Enfant terrible ou pas ?

À commencer par Cacti, tube total déjà repris par une quinzaine de compagnies, pièce feu follet, manifeste ultra scénographié qui impose sa maîtrise vertigineuse du plateau, une force visuelle qui lorgne avec appétit du côté de l’art contemporain, le goût de l’image, le sens de l’ensemble, du rythme et une énergie maximale. Dans sa besace : un mix spectaculaire d’écriture néo-classique, de performance, de théâtralité et une pointe d’humour plus ou moins dosée. Une combinaison qui fait recette. Voilà Ekman l’impatient, bombardé prodige et enfant terrible de la scène chorégraphique. Celui que les institutions classiques s’arrachent, histoire de fouetter et/ou euphoriser un bon coup des répertoires un poil fatigués. Faire du neuf, déplacer la zone de confort sans trop secouer le socle. “Il met le doigt sur une vraie demande, souligne le critique de danse Florian Gaité. Ekman, c’est la récréation de la saison, la bulle d’air dans une programmation souvent étouffante. Il y a chez lui, dans cette urgence à balancer une surprise toutes les deux minutes sur son plateau, une façon de raviver quelque chose dans le regard du public, qui a ni par aller à l’Opéra pour reconnaître ce qu’il connaissait déjà. Le succès d’Ekman dit au moins l’envie de renouveler l’institution.”

Trop d’effets de séduction pour convaincre le sérail de la danse contemporaine, trop foutraque, pas assez de corps glorieux pour être vraiment pris au sérieux côté classique, Ekman, lui, se régale dans cet entre-deux. Opéras, lms, performances, installations, il turbine à plein régime. La presse se passe le mot, à coup “d’enfant terrible” de la danse, à peine contrariée en 2014 par un Lac des cygnes hyper-spectacle, A Swan Lake, qui jetait vainement danseurs emplumés et canards en plastique dans un lac XXL – 6 000 litres de flotte. Alors terrible ou pas, l’enfant ? À l’entendre, Ekman assume. Au programme : plaire, donner de la joie, inspirer. “Il ne se mettrait jamais assez en danger pour risquer la non adhésion de son public, avance Florian Gaité. Or la transgression repose justement sur l’idée de rejeter une partie des attentes ou des positions du public.” Alors quoi ? Si Play abat joyeusement le quatrième mur à coup de jeux de ballons avec le public, le geste libérateur arrive sans doute tard. “C’est un peu comme en France dans les années 90, poursuit le critique. Lorsqu’avec des chorégraphes comme Jérôme Bel, Alain Buffard, Boris Charmatz, la nudité avait force de transgression par sa rareté. Si la transgression se répète, elle se normalise. Et Ekman ne fait que répéter des transgressions qui existaient avant sous des formes plus radicales.” Une chose est sûre, la subversion est relative à l’espace dans lequel elle agit.

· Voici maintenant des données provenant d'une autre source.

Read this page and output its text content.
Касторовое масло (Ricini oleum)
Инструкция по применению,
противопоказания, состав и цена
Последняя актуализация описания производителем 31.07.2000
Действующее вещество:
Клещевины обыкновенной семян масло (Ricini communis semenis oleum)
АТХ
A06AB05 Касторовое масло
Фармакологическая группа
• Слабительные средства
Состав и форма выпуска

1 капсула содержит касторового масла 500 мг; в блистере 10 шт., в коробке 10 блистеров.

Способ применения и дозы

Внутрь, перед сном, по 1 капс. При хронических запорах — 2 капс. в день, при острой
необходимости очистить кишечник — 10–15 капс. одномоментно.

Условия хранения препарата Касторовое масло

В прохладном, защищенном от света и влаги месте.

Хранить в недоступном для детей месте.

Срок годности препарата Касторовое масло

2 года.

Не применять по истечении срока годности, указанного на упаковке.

Et Ekman agit (inquiète?) aussi et surtout côté institutions. De celles qui se métamorphosent lentement. À Paris, sujets, coryphées, danseur étoile, première danseuse se partageaient le plateau, s’en remettant à la forme joueuse plutôt qu’au respect des codes maisons. Avec la complicité à peine voilée de l’Opéra, preneur de ces petits coups de canifs qui permettent de continuer sans trop remettre en cause les fondements d’une institution encore en mal de diversité et de démocratie. Et le coup de canif chez Ekman passe aussi par une méthode bien à lui.

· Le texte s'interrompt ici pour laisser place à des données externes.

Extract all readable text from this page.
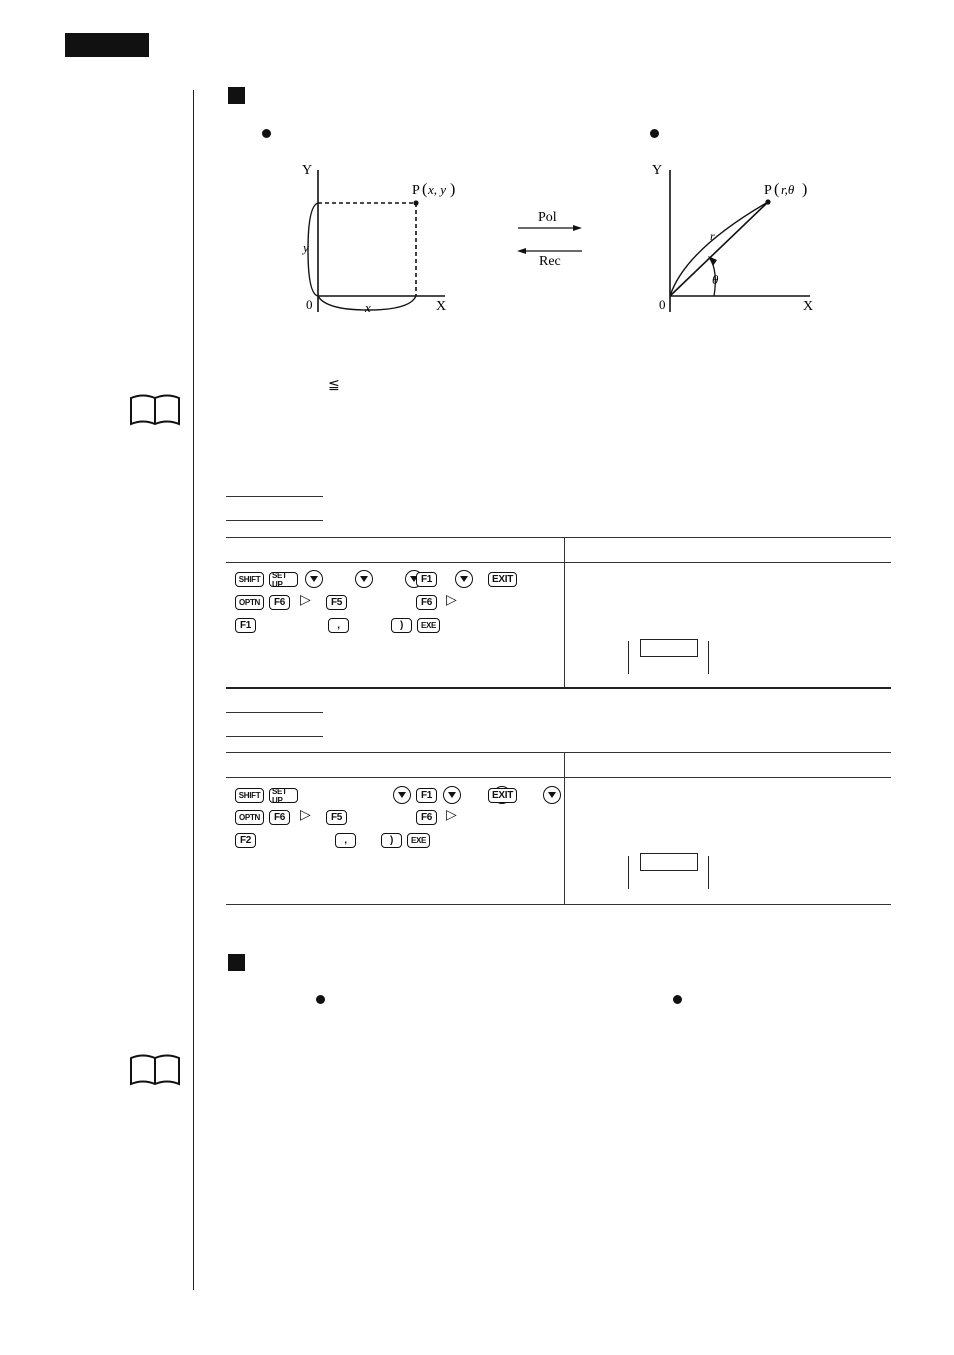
Y
0	X
P ( x, y )
y
x
Pol
Rec
Y
0	X
P ( r,θ )
r
θ
≦
SHIFT	SET UP
	F1	EXIT
OPTN	F6	▷	F5	F6 ▷
F1	,	)	EXE
SHIFT	SET UP
	F1	EXIT
OPTN	F6	▷	F5	F6 ▷
F2	,	)	EXE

Un grand coup dans la fourmillière 

“Pour Play, Ekman avait une idée très précise de ce qu’il voulait des danseurs, raconte Muriel Zusperreguy. Pendant les trois mois de répétition, la pièce a été comme cousue sur nous, sans qu’il nous transmette d’images ou de références particulières. On a dansé, on a parlé, on a manipulé des objets, on a improvisé. Il a essayé, testé, cherché jusqu’au bout, jusqu’après la première. Il a fallu désapprendre à interpréter, se mettre à nu, ne pas jouer à jouer, s’aider mutuellement, prendre l’énergie de l’autre si besoin, ne pas se juger, ne pas avoir peur du ridicule, calmer nos ego et trouver notre place.” Déconstruire virtuosité et hiérarchie, c’est sans doute mettre un grand coup dans la fourmilière. Reste à savoir ce qu’il en restera lorsque le lutin suédois aura calmé sa bougeotte et monté sa propre compagnie comme il en rêve. En Suède, bien sûr.